A implantação do boulevard, que leva o nome do chileno Jorge Selarón (1947— 2013) pretende transformar o entorno da escadaria onde o artista realizou sua mais conhecida intervenção urbana e que transformou o lugar em um dos pontos turísticos mais visitados e fotografados do Rio. As obras estão orçadas em R$ 1,7 milhão e serão executadas pela Secretaria municipal de Infraestrutura. O trabalho abrangerá um perímetro de cerca de 2 mil metros quadrados nas ruas Joaquim Silva, Teotônio Regadas e Visconde de Maranguape. O projeto prevê pavimentação, ajustes nas calçadas e a modernização das redes de infraestrutura urbana. O objetivo é melhorar as condições de circulação no entorno da escadaria.
A Rua Visconde de Maranguape, no trecho próximo à sala Cecília Meireles, ganhará uma baia para embarque e desembarque de ônibus e vans de turismo. Na Rua Joaquim Silva, bem em frente à escadaria, a calçada será alargada privilegiando os pedestres que enchem a área durante todo o dia. A Rua Teotônio Regadas passará a ser uma rua de serviço com pista elevada ao mesmo nível das calçadas. A ideia é priorizar deslocamentos a pé, além de ampliar a acessibilidade.
O Distrito de Arte e Cultura da Lapa reconhece o local como território estratégico para o desenvolvimento cultural, urbano, turístico e econômico da cidade.
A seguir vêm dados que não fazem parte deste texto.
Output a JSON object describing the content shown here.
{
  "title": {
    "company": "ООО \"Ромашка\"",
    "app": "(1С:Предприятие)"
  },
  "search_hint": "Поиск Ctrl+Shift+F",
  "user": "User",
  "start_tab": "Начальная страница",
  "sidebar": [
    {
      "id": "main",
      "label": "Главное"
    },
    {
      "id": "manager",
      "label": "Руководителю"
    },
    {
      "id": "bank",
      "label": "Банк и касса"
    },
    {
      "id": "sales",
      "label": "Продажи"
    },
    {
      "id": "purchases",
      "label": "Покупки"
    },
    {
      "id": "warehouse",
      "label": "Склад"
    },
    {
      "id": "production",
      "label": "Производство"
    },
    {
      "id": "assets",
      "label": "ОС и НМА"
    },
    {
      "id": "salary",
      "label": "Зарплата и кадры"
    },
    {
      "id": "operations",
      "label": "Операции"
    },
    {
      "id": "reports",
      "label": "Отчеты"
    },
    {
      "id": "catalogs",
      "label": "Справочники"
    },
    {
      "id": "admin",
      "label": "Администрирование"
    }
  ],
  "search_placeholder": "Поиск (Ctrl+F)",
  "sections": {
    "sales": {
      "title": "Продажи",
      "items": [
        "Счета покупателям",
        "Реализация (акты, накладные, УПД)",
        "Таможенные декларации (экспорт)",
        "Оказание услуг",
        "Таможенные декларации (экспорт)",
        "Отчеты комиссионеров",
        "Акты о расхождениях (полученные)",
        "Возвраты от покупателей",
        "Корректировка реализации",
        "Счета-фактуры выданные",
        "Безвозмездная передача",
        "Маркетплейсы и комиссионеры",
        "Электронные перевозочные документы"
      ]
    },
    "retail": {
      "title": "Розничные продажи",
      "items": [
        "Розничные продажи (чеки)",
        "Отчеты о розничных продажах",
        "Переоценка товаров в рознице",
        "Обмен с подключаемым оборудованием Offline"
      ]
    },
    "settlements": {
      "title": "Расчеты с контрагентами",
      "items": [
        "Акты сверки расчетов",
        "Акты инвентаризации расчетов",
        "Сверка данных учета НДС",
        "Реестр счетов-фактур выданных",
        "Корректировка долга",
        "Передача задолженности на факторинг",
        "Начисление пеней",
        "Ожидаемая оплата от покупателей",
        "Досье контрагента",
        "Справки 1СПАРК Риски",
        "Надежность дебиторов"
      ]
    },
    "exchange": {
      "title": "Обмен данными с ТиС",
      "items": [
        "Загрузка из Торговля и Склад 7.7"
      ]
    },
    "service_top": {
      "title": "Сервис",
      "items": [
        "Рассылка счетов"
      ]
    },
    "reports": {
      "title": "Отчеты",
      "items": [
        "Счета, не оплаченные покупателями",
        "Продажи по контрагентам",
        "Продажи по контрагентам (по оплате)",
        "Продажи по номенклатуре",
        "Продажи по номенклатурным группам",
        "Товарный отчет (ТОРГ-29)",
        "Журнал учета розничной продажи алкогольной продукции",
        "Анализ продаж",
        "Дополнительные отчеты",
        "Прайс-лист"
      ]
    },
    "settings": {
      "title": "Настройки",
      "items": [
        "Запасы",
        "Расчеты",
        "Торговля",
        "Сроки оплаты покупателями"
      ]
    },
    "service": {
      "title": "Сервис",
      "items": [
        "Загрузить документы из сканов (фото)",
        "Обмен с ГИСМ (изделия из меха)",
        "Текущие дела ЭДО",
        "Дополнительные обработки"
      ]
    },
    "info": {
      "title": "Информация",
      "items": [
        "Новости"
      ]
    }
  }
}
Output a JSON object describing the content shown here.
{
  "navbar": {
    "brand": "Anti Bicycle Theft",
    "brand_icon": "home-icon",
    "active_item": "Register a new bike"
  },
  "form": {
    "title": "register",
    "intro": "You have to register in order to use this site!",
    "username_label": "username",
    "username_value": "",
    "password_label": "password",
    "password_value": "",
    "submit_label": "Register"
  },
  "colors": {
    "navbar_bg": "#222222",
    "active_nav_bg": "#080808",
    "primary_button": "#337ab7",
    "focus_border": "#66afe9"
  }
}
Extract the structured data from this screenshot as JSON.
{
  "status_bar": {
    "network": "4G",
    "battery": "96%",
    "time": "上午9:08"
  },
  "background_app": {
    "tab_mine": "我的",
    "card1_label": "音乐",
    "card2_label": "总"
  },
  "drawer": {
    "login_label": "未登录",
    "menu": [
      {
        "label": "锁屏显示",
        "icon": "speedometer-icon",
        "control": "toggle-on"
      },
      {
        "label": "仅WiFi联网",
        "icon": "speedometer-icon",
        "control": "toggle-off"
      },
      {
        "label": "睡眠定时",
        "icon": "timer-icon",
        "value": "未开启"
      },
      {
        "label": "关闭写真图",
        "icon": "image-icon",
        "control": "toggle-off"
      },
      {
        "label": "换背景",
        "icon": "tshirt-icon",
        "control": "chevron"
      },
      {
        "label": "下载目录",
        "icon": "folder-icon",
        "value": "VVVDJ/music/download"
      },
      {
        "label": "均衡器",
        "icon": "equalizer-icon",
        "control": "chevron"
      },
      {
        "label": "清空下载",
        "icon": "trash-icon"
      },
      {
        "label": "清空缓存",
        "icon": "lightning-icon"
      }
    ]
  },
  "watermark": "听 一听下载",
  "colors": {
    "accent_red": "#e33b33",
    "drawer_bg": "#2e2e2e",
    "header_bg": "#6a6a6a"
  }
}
A iniciativa estabelece ainda uma estrutura permanente para coordenar ações de preservação e revitalização da área.
Entre os objetivos da nova política estão a preservação do patrimônio material e imaterial, o incentivo à recuperação de imóveis históricos, o fortalecimento de museus, teatros, galerias, ateliês, livrarias, escolas de arte e centros culturais, além da promoção permanente de festivais, feiras, residências artísticas, arte pública, roteiros históricos e ações voltadas ao turismo cultural.
O Distrito será coordenado pela Secretaria Municipal de Cultura, em articulação com os demais órgãos da Prefeitura, e contará com um Comitê Gestor para integrar poder público, instituições culturais, universidades, representantes da economia criativa, do turismo, do comércio e da sociedade civil. A iniciativa também permitirá a integração com programas como Reviver Centro, Reviver Cultural e Reviver Patrimônio Pró-APAC.